Nela often said cooking requires intuition and joy, which meant rejecting the rigid rules and trusting ones imagination.
She believed that cooking should be a source of joy, even if a tasty meal had to be prepared on a portable stove in a hotel during a tour or in a trans-Siberian train. The latter occurred during a concert tour in Soviet Russia in 1935:
After five days I entered the dining car and, to the great surprise of the comrade cooks who had never seen a ‘capitalist’ cook before, I fried us some scrambled eggs for dinner.
In fact, intuition became a sort of obstacle during her work on the book, because the recipes written down over the years on scraps of paper did not include the mundane elements, such as the proportions of the ingredients, time of preparation or the temperature. As her daughter Eva remarked in an interview for Wysokie Obcasy:
Mom had something you could call perfect taste. She was never mistaken in distinguishing the ingredients of a dish served in a restaurant and was later able to prepare the same dish at home, usually better. She depended on intuition and never weighed ingredients, except maybe for the pound cake. But the recipes required exact amounts and this measuring and weighing was really difficult for her.
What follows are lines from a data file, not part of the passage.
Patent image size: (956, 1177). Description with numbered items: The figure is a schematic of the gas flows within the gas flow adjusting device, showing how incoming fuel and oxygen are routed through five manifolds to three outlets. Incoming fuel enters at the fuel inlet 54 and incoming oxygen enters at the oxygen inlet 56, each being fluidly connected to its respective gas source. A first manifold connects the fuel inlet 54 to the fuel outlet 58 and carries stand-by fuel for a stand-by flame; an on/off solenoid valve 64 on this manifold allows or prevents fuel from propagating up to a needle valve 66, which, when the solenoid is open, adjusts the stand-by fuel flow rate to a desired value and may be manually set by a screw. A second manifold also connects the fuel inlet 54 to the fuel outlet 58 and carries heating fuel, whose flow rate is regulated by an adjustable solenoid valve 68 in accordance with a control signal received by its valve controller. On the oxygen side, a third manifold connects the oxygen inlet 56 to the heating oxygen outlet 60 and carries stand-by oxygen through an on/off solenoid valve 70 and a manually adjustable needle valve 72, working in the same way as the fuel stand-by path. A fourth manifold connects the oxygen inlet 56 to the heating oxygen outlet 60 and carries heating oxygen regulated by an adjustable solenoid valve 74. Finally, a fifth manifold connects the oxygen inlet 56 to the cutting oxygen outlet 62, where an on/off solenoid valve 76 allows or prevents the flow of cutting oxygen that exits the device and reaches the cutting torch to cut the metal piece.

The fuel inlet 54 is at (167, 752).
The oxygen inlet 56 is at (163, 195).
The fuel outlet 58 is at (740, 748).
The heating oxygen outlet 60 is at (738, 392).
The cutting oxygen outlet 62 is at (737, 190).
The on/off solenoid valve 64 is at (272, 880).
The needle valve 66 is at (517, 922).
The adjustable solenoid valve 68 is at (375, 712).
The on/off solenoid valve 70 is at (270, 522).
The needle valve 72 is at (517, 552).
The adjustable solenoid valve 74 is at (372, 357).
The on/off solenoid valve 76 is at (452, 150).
Because Rubinstein’s collection included recipes from friends and befriended cooks, it was full of different languages: Polish, Lithuanian, but also English, French, Russian, German or Spanish. For example, Sergei Rachmaninov’s wife provided a recipe for a Russian coulibiac filled with cabbage and mushrooms. It was taken from a cook who had once worked for the last Russian tsar.
Other than intuition, she valued speed in her cooking. She was familiar with technological advances and culinary novelties such as pressure cookers, food processors or even stock cubes that are so vilified by food-lovers nowadays. She liked to cook simple things. One of her favourite dishes was chicken meatballs with dill. She also often prepared łazanki with mushrooms. Both dishes were highly esteemed by American guests.
Thanks to the ability to divide her attention, she never found it difficult to amuse guests while cooking. She could even do it in many languages as she spoke… seven. In the same interview, her daughter Eva said:
My mother really was an extraordinary cook, full of unquenchable inventiveness. She cooked fast and without fuss. She could be baking a cake, talking to a guest in French and listening to an English TV show at the same time.